When Hazen High School senior Denisha Shrestha heard her aunt yelling on the phone to her grandfather about an earthquake in Nepal last month, she didn’t think much about it because the area is prone to quakes, she said. Shrestha is originally from Kathmandu and called magintude-5.9 quakes normal. But then an app on her cell phone started notifying her repeatedly about earthquakes in Nepal and the panic set in.
“It started blowing up,” Shrestha said of her cell phone, which started alerting her of the growing magnitude from 6.8 to 7.9 and up. “So, I got scared.”
After learning that the 8.1 magnitude earthquake took more than 6,300 people’s lives and left millions without food, shelter or medicine, Shrestha felt helpless.
Then she decided to act.
She contacted a teacher at Hazen and now intends to raise at least $1,000 to give to the Nepal Seattle Society for the relief effort. She’s organizing the fundraising through Hazen’s Key Club and with the help of teacher Brad Zylstra.
“Even though we are not physically there, we can at least send something to people over there and help them go through it,” she said.

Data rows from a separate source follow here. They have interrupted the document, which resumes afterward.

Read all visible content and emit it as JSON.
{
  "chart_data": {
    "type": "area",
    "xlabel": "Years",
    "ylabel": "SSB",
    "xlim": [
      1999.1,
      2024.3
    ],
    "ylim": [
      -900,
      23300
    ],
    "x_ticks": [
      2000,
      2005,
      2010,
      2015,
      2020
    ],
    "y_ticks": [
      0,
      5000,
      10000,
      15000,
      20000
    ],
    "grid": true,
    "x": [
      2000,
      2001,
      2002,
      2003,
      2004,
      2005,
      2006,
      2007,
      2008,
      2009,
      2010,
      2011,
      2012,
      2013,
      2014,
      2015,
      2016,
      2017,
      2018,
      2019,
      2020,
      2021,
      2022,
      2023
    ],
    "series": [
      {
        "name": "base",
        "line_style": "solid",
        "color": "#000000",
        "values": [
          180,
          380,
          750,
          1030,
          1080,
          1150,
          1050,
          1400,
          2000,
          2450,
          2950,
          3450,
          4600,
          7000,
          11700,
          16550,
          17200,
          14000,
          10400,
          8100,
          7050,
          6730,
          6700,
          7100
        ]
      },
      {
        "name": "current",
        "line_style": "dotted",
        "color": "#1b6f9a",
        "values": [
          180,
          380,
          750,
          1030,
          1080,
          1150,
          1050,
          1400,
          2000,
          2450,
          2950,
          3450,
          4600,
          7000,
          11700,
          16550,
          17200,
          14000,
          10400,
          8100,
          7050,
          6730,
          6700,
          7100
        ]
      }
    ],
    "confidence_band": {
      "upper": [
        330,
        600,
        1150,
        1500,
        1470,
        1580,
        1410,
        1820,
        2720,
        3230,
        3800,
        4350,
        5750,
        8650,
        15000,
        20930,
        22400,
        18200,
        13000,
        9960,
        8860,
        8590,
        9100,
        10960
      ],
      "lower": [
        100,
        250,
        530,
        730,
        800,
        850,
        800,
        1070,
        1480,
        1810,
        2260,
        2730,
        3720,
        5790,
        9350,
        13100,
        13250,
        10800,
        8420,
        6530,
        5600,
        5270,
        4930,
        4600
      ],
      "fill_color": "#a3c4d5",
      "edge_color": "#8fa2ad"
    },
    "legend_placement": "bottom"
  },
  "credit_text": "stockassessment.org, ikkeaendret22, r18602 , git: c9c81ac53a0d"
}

Shrestha has grandparents and relatives in Nepal who live close to the epicenter. After the quake, her family and many in the community moved to government-provided tents because they didn’t feel safe in their houses with continuing aftershocks. Her family members are safe now and just recently returned to their homes May 1.
“At first I really felt helpless,” Shrestha said. “I didn’t know what to do because my grandmom and granddad are the only people there. I really felt scared after some time when they told me how the situation was and I saw all the pictures: the monuments falling, the people dying.”
Shrestha surveyed the damage via Facebook posts she saw from family and friends.
Since getting the word out, she feels encouraged when people donate, she said.
Last weekend she participated in a walk with the Nepal Seattle Society from the Space Needle to Century Link Field to raise awareness. On Thursday, her classmates were to participate in a “Miracle Minute” at school, in which students collect as much money as they can in one minute.
If you’d like to support the effort, checks made payable to Hazen High School (write, “Nepal Earthquake Relief” in the note) can be mailed, care of Sarah Viles, to 1101 Hoquiam Ave. N.E., Renton, WA 98059.
The deadline for donations is May 21.